Memory Bank

Use Working Brief and Memory Packs for durable context

Memory in Claw is designed for continuity. It separates active working state from durable long-term context so you can keep sessions focused without losing important decisions.

Add memory packs from chat context

Two memory layers

  • Working Brief: live structured state for current work
  • Memory Bank: durable memory packs with revision history

Use Working Brief for in-progress context. Save stable facts and decisions into Memory Bank. This separation keeps active chats focused while still preserving institutional knowledge over time.

What belongs in durable memory

Good candidates include:

  • Project constraints and conventions
  • Confirmed architecture decisions
  • Stable API assumptions
  • Team workflow preferences

Avoid dumping full transcripts when a concise summary captures the real value. Quality of durable memory matters more than quantity. Curated memory improves retrieval and reduces noise in future runs.

Memory Pack operations

You can:

  • Create packs
  • Rename and retag
  • Search across packs
  • Clone, archive, restore, and delete
  • Import and export packs
  • Browse revisions

Use revisions as an audit trail when key decisions change, especially for shared team workflows.

Attachments and scope

Packs can be attached to multiple owners:

  • Conversations
  • Agents
  • Playbooks
  • Scheduled jobs

Archived packs must be restored before they can be attached. Plan ownership deliberately so important packs are attached where they are needed, not duplicated across unrelated contexts.

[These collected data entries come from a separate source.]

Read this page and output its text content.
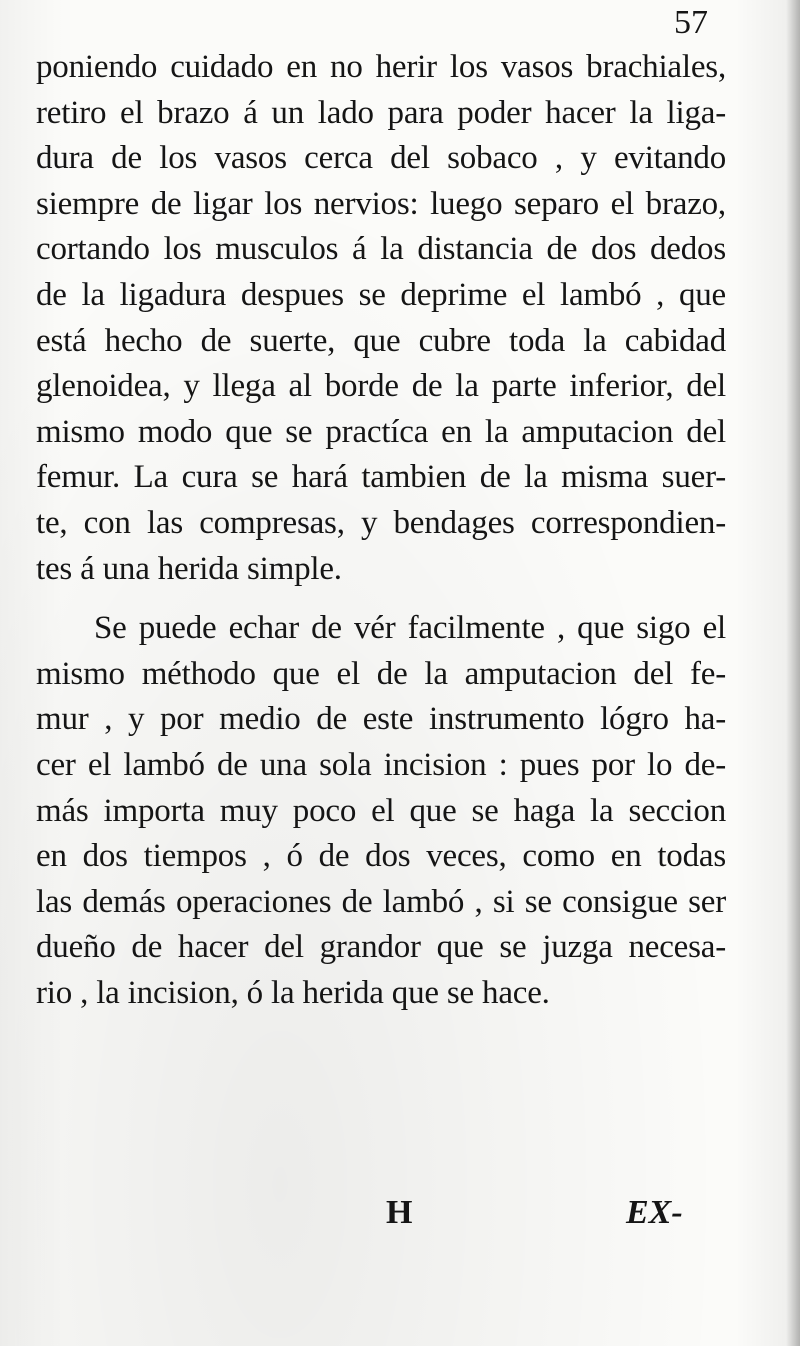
57
poniendo cuidado en no herir los vasos brachiales,
retiro el brazo á un lado para poder hacer la liga-
dura de los vasos cerca del sobaco , y evitando
siempre de ligar los nervios: luego separo el brazo,
cortando los musculos á la distancia de dos dedos
de la ligadura despues se deprime el lambó , que
está hecho de suerte, que cubre toda la cabidad
glenoidea, y llega al borde de la parte inferior, del
mismo modo que se practíca en la amputacion del
femur. La cura se hará tambien de la misma suer-
te, con las compresas, y bendages correspondien-
tes á una herida simple.
Se puede echar de vér facilmente , que sigo el
mismo méthodo que el de la amputacion del fe-
mur , y por medio de este instrumento lógro ha-
cer el lambó de una sola incision : pues por lo de-
más importa muy poco el que se haga la seccion
en dos tiempos , ó de dos veces, como en todas
las demás operaciones de lambó , si se consigue ser
dueño de hacer del grandor que se juzga necesa-
rio , la incision, ó la herida que se hace.
H	EX-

Working Brief reconciliation

Claw continuously reconciles chat state into Working Brief. Use that as staging, then promote important context into Memory Bank.

Folder memory and learn-from-chats

Claw supports folder memory workflows through the sidebar folder Memory Inbox.

Key behavior:

  • Folders can enable optional learn-from-chats mode
  • Chats in that folder can generate reusable memory suggestions
  • You can accept, edit, dismiss, or forget memory items by type (Notes, Rules, Choices, To-dos, Links)
  • Accepted folder memory is automatically available to new chats in the same folder

This workflow works best when operators review suggestions regularly instead of letting memory queues accumulate.

Folder-first workflow improvements also support faster organization of chat state, including auto-organization options for unfiled chats and easier new chat/agent chat creation from folder menus. This helps keep memory context aligned with where work actually happens.

Pulse and memory review

Pulse can surface folder memory candidates and learning patterns when there is something useful to review. Treat those cards as prompts for intentional review, not as automatic durable memory.

Use this loop:

  1. Let Pulse point out memory candidates or repeated patterns
  2. Review the underlying folder memory item or source conversation
  3. Accept, edit, dismiss, or forget deliberately

This keeps Memory Bank curated while still making useful learning opportunities visible.

Model assignments for memory workflows

In Settings > Model Assignments, you can set a dedicated Memory assignment instead of always using active chat model settings.

This is useful when you want:

  • Lower cost memory operations
  • More consistent summarization behavior
  • Separate tuning for memory vs execution

Separate memory routing is especially useful when your primary chat model is expensive or optimized for coding rather than summarization.

Maintenance routine

  • Keep titles specific and searchable
  • Use focused tags
  • Periodically prune stale packs
  • Review revisions before major workflow changes

A lightweight weekly maintenance pass is usually enough to keep memory useful and trustworthy.